The $p$-expected Brier accuracy of $p$ is

$\begin{aligned} \mathbb{E}_p \left[ \mathfrak{B}(p) \right] &= p(\{ \omega_1 \}) \cdot \mathfrak{B}(p, \omega_1) \,\,+ \,\, p(\{ \omega_2 \}) \cdot \mathfrak{B}(p, \omega_2) \\ &= 1/2 \cdot \left[ -(1-1/2)^2 - (1/2)^2 \right] \,\,+ \,\, 1/2 \cdot \left[ -(1-1/2)^2 - (1/2)^2 \right] \\ &= - 1/2 \end{aligned}$

And the $p$-expected Brier accuracy of $c$ is likewise

$ \begin{aligned} \mathbb{E}_p \left[ \mathfrak{B}(c) \right] &= p(\{ \omega_1 \}) \cdot \mathfrak{B}(c, \omega_1) \,\,+ \,\, p(\{ \omega_2 \}) \cdot \mathfrak{B}(c, \omega_2) \\ &= 1/2 \cdot \left[ -(1-1/2)^2 - (1/2)^2 \right] \,\,+ \,\, 1/2 \cdot \left[ -(1-1/2)^2 - (1/2)^2 \right] \\ &= - 1/2 \end{aligned}$

So there is a probabilistic $p$ and a credence function $c \neq p$ such that $p$ expects $c$ to be just as Brier accurate as $p$ is itself. So the Brier measure of accuracy is not strictly proper.

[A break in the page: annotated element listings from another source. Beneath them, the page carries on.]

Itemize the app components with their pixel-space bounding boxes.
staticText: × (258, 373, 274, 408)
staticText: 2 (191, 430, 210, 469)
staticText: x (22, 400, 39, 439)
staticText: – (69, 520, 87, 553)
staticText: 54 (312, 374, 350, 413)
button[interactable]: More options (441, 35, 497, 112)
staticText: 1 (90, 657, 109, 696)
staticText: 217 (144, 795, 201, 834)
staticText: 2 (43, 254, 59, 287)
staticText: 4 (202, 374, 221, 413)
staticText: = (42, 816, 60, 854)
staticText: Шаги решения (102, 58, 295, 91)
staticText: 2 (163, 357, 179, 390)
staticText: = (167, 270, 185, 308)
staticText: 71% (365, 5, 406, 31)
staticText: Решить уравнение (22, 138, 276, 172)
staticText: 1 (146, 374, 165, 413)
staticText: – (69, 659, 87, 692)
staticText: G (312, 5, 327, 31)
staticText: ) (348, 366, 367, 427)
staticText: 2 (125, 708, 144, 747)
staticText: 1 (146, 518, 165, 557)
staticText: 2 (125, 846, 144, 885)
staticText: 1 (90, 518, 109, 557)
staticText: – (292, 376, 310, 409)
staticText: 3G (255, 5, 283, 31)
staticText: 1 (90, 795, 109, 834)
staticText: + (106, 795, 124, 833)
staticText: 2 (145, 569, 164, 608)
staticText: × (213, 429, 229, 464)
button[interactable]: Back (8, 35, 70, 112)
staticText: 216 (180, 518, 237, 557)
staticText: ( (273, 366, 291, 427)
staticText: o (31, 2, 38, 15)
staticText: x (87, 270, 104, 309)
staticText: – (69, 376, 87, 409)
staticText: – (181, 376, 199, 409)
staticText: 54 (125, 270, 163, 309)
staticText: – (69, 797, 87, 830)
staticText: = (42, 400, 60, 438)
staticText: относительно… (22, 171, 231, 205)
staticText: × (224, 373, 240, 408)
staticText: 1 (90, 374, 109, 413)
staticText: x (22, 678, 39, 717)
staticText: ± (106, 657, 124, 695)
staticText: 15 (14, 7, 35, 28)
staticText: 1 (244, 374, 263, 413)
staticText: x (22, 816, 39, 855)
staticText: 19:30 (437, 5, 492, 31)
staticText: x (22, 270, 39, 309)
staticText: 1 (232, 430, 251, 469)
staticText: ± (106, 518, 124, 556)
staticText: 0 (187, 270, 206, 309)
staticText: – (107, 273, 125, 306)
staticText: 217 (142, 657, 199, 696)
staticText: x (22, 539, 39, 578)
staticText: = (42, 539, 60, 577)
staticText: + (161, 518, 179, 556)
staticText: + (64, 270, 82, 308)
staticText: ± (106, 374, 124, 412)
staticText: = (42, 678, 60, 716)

Some have used the term ‘strict propriety’ differently than I defined it above. In the first place, Brier himself did not intend his measure to apply to credence functions, which are functions from arbitrary propositions to the unit interval, but rather forecasts, which he treated as assignments of real numbers from the unit interval to each individual state $\omega_i \in \Omega$. (Brier even required these numbers to sum to 1.) If you are in a context where you are evaluating, not credence functions, but forecasts, then you might want to define the notion of strict propriety like this:

Strict Propriety for Forecasts
A measure of accuracy $\mathfrak{A}$ is strictly proper for forecasts iff, for every probabilistic forecast $p$ and every forecast $f \neq p$, the $p$-expectation of $p$'s $\frak{A}$-accuracy is strictly greater than the $p$-expectation of $f$'s $\frak{A}$-accuracy. That is: for every probabilistic forecast $p$ and every forecast $f \neq p$,

$$\sum_{i = 1}^N p(\{\omega_i\}) \cdot \mathfrak{A}(p, \omega_i) \,\,>\,\, \sum_{i = 1}^N p(\{\omega_i\}) \cdot \mathfrak{A}(f, \omega_i) $$

And the Brier measure is strictly proper for forecasts. It’s just not strictly proper as epistemologists have been using that term, applied to arbitrary credence functions.

What is a strictly proper measure of accuracy for credence functions is this quadratic measure, which is also sometimes called the Brier measure (though it’s not the measure Brier himself explicitly endorsed):

$$\mathfrak{Q}(c, \omega) = - \sum_{A \in \mathscr{F}} ( \chi_A(\omega) - c(A) )^2 $$

(Here, ‘$\chi_A(\omega)$’ is the characteristic function for the proposition $A$, which maps a state $\omega$ to $1$ if $A$ is true in that state and $0$ otherwise.)